Auto insurance provides state-required liability protection if you are legally responsible for another person's crash-related injuries or property damage. Minimum limits are $25,000/$50,000 for bodily injury and $20,000 for property damage. Medical bills and vehicle repair costs may surpass these limits when a serious accident occurs, putting your financial assets at risk. Buy auto liability limits in line with your economic resources.

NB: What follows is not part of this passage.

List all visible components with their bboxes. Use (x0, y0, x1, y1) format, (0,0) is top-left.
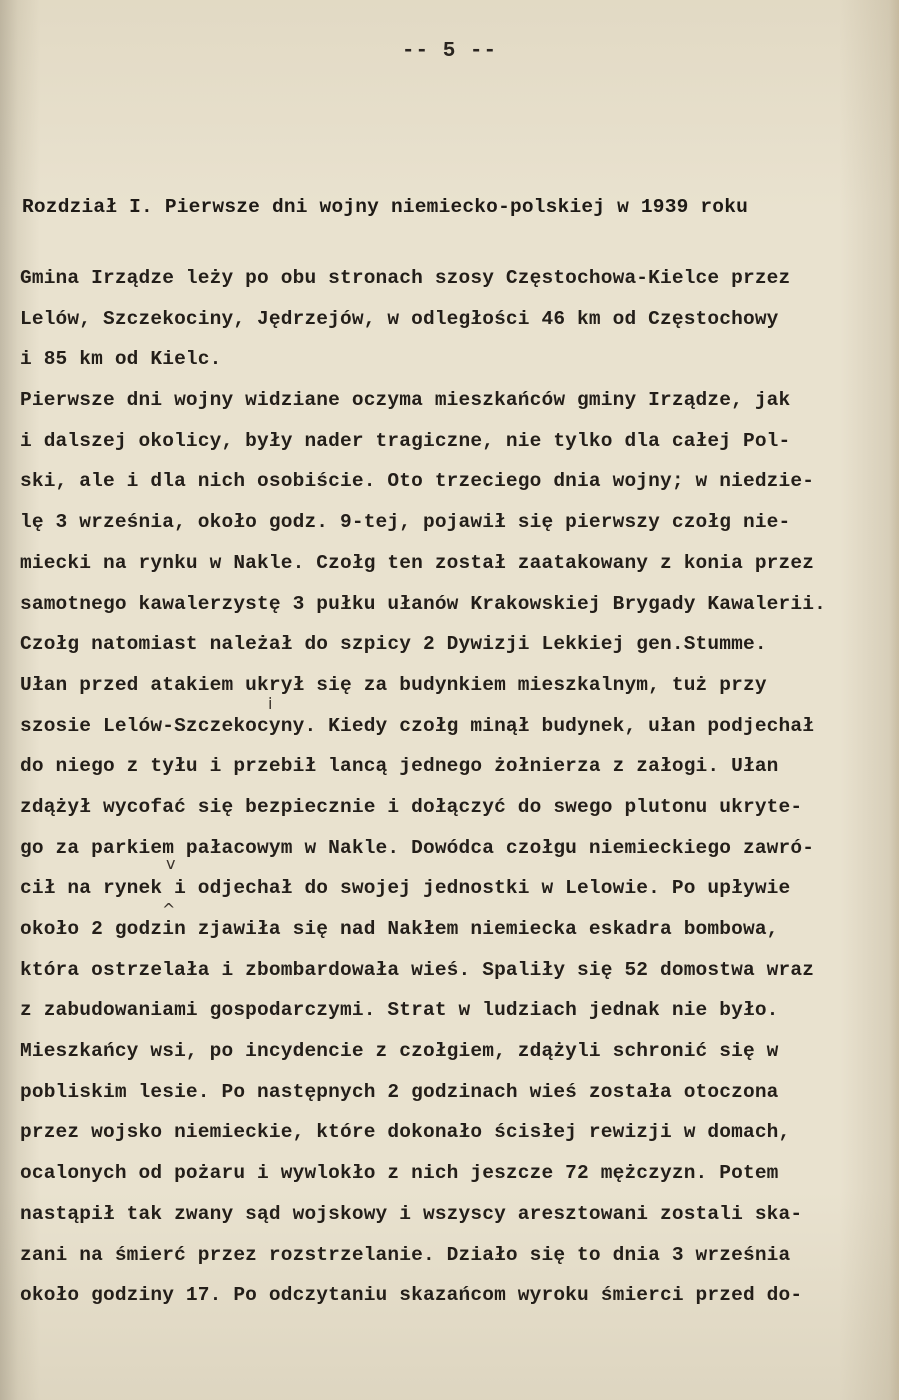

Uninsured and underinsured motorist coverages pay if you are in an accident with a driver that has no insurance or has bodily injury coverage below your underinsured motorist coverage limits. It is best to match UM and UIM coverage limits with BI limits.
A liability-only policy does not provide physical damage protection for your vehicle. Illinois law does not require physical damage coverage, but lenders usually insist on it.
Physical damage insurance is split between comprehensive (theft, vandalism, glass breakage, animal hit) and collision (hitting another vehicle or object). Both have deductibles. High deductibles reduce the cost of insurance, but you pay more out-of-pocket if you make a claim.
Consider uninsured motorist property damage coverage if you skip collision coverage. UMPD pays for damage to your vehicle caused by an identified uninsured driver. A deductible applies.
Review your policy declarations page to be sure identifying information (address, drivers, vehicles, coverages, lien holders, deductibles, etc.) is correct.
Add buy-back endorsements like towing, rental car reimbursement and gap insurance if appropriate.
Place a valid insurance identification car in the glove box of each vehicle insured on the policy.
Be familiar with policyholder responsibilities when a loss occurs.